Наконец на подиум взобралась троица из какого-то давным-давно виданного фильма: за конторку встал невысокий, но крепенький, сурового вида, седой господин — перед ним уже лежал молоток на звонкой подковке, и двое расторопных парней, — они выносили и демонстрировали лоты, выставленные на продажу: первым, например, взявши за концы, развернули перед публикой умирающе-тусклый закат над далеким замком — на старинном гобелене.

Мрачный господин, отбивающий продажи, рокочущий, гремящий, перекатывающий меж щек, с удовольствием откусывающий драйхундерт унд цванциг обеими челюстями, по всей видимости, обладал недюжинным чувством юмора — публика, чинно сидящая на старых, непроданных когда-то стульях, расставленных довольно свободно прямо посреди зала, то и дело взрывалась гогочущим смехом. Аукционные рабочие тоже ухмылялись, вытаскивая на подиум очередную скатерть, набор ножей и вилок или необыкновенно изящное кресло с менуэтным прогибом в пояснице. Особым вниманием почтили небольшую бронзовую скульптуру вздыбленного коня, с рассыпанной гривой и напряженными чреслами. Несколько раз, простирая руку в сторону коня, господин произносил что-то, приводящее публику в состояние истерического хохота. Один из молодых людей даже развернул скульптуру — гениталиями и задранными копытами к зрителю, так что казалось — сей бронзовый скакун сейчас тряхнет гривой и вдохновенно рассыплет по клавиатуре сложнейший пассаж из Брамса.

Затем часа полтора я сидела на втором этаже в застекленном эркере уютной кондитерской над чашкой кофе и сложнейшим куском ревеневого торта, выложенного поверху грецким орехом, миндалем, присыпанного корицей и политого еще чем-то эдаким, вроде патоки, что было уже излишним… Отсюда, с высоты второго этажа, просматривался изрядный отрезок одной из центральных улиц с рядом имперских особняков, с мраморными колоннами, украшенными гривой завитков, неуловимо похожих на кремовые кружева недоеденного торта передо мной. Я писала в блокноте какие-то мысли, припоминала увиденные сегодня физиономии и сценки, поймала и привязала к страничке аукционного коня с бронзовыми копытами вздыбленного пианиста… Еле слышно в помещении играла музыка — что-то из итальянской эстрады… И незаметно, вначале нечувствительно, извне к этой музыке стало примешиваться какое-то… беспокойство.
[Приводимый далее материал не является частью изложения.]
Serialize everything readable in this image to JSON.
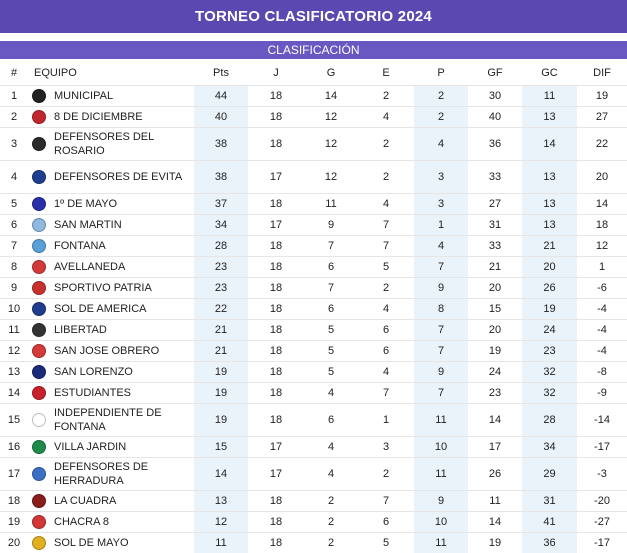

Я подняла голову и бросила взгляд вниз на улицу. Она оставалась совершенно безмятежной, воскресная толпа текла по обеим сторонам, подтекая струйками из дверей магазинов и баров. Между тем беспокойство мое проросло вполне уловимыми ритмами приближающегося марша. И еще через минуту я увидела внизу эту группу, несколько юношей, на вид — от четырнадцати до восемнадцати лет — шагали строем, чеканя шаг, дружно выкрикивая мотив, который неуловимо формовал эту группу, сообщал устремление чеканному шагу идущего впереди мальчиков взрослого человека с остроконечной палкой в руке. К острию ее был привязан то ли шарф, то ли лоскут какого-то флага. Взмахивая, как церемониймейстер, своим жезлом, он время от времени призывно оборачивался к группе подростков, и те взревывали с новой силой, выхаркивая два-три слова на каком-то яростном, неистовом подъеме…

Еще минуты три, пока они были видны, я со странным спазмом в груди, с окаменевшими плечами и мгновенно онемевшим затылком наблюдала этот победоносный проход по брусчатке мостовой. Потом они скрылись, а марш все продолжал потряхивать занавески, пока не растворился в нежно-рассеянной итальянской песне…

Ничего, сказала я себе, это ничего… Все подростки во всех странах непереносимы…

Я вспомнила похожую группу юношей в прошлогодней полуночной электричке, по пути из Бонна в Кельн. Они ввалились на одной из остановок — на полуфразе оглушительного марша, в мокрых от дождя куртках, в одинаковых вязаных шапочках и в одинаковых шарфах, замотанных вокруг шей. С первого взгляда на них было ясно, что это болельщики выигравшей только что футбольной команды. Группу возглавлял мужчина лет сорока пяти, не умолкавший ни на минуту: поскольку часть ребят взбежала и уселась на втором этаже вагона, он немедленно организовал бурное соревнование — кто кого перепоет. Через считаные минуты вагон электрички превратился во вместилище пытки, в звуковую душегубку: встав на площадке между этажами, так, чтобы видеть и ту и другую группу подопечных, дядька, сдвинув со вспотевшего лба вязаную красно-желтую шапочку, дирижировал маршеобразным гимном — как я догадалась, фанатов данной футбольной команды.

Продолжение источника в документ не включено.